Relationship between δ13C of chironomid remains and methane flux in Swedish lakes
Article first published online: 10 NOV 2011
© 2011 Blackwell Publishing Ltd
Volume 57, Issue 1, pages 166–177, January 2012
How to Cite
Van HARDENBROEK, M., LOTTER, A.F., BASTVIKEN, D., DUC, N.T. and HEIRI, O. (2012), Relationship between δ13C of chironomid remains and methane flux in Swedish lakes. Freshwater Biology, 57: 166–177. doi: 10.1111/j.1365-2427.2011.02710.x
- Issue published online: 29 NOV 2011
- Article first published online: 10 NOV 2011
- (Manuscript accepted 4 October 2011)
- lake sediment;
- methane-oxidising bacteria;
- stable carbon isotopes
1. Methanogenic carbon can be incorporated by methane-oxidising bacteria, leading to a 13C-depleted stable carbon isotopic composition (δ13C) of chironomids that feed on these microorganisms. This has been shown for the chironomid tribe Chironomini, but very little information is available about the δ13C of other abundant chironomid groups and the relationship between chironomid δ13C and methane production in lakes.
2. Methane flux was measured at the water surface of seven lakes in Sweden. Furthermore, fluxes from the sediments to the water column were measured in transects in two of the lakes. Methane fluxes were then compared with δ13C of chitinous chironomid remains isolated from the lake surface sediments. Several different chironomid groups were examined (Chironomini, Orthocladiinae, Tanypodinae and Tanytarsini).

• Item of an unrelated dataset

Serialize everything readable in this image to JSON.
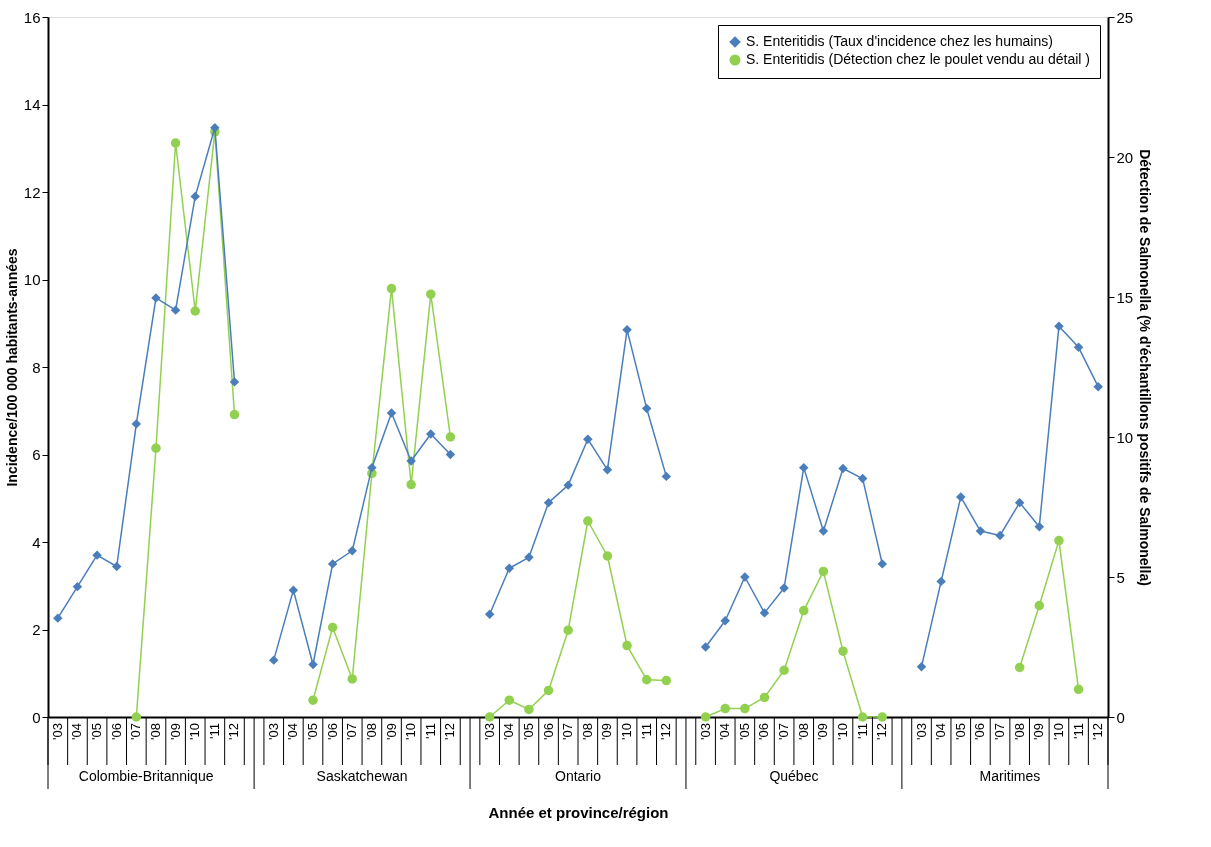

3. Remains of Orthocladiinae in the seven study lakes had the highest δ13C values (−31.3 to −27.0‰), most likely reflecting δ13C of algae and other plant-derived organic matter. Remains of Chironomini and Tanypodinae had lower δ13C values (−33.2 to −27.6‰ and −33.6 to −28.0‰, respectively). A significant negative correlation was observed between methane fluxes at the lake surface and δ13C of Chironomini (r = −0.90, P = 0.006). Methane release from the sediments was also negatively correlated with δ13C of Chironomini (r = −0.67, P = 0.025) in the transect samples obtained from two of the lakes. The remains of other chironomid taxa were only weakly or not correlated with methane fluxes measured in our study lakes (P > 0.05).
4. Selective incorporation of methane-derived carbon can explain the observed correlations between methane fluxes and δ13C values of Chironomini. Remains of this group might therefore have the potential to provide information about past changes in methane availability in lakes using sediment records. However, differences in productivity, algal δ13C composition and the importance of allochthonous organic matter input between the studied lakes may also have influenced Chironomini δ13C. More detailed studies with a higher number of analysed samples and detailed measurement of δ13C of different ecosystem components (e.g. methane, dissolved inorganic carbon) will be necessary to further resolve the relative contribution of different carbon sources to δ13C of chironomid remains.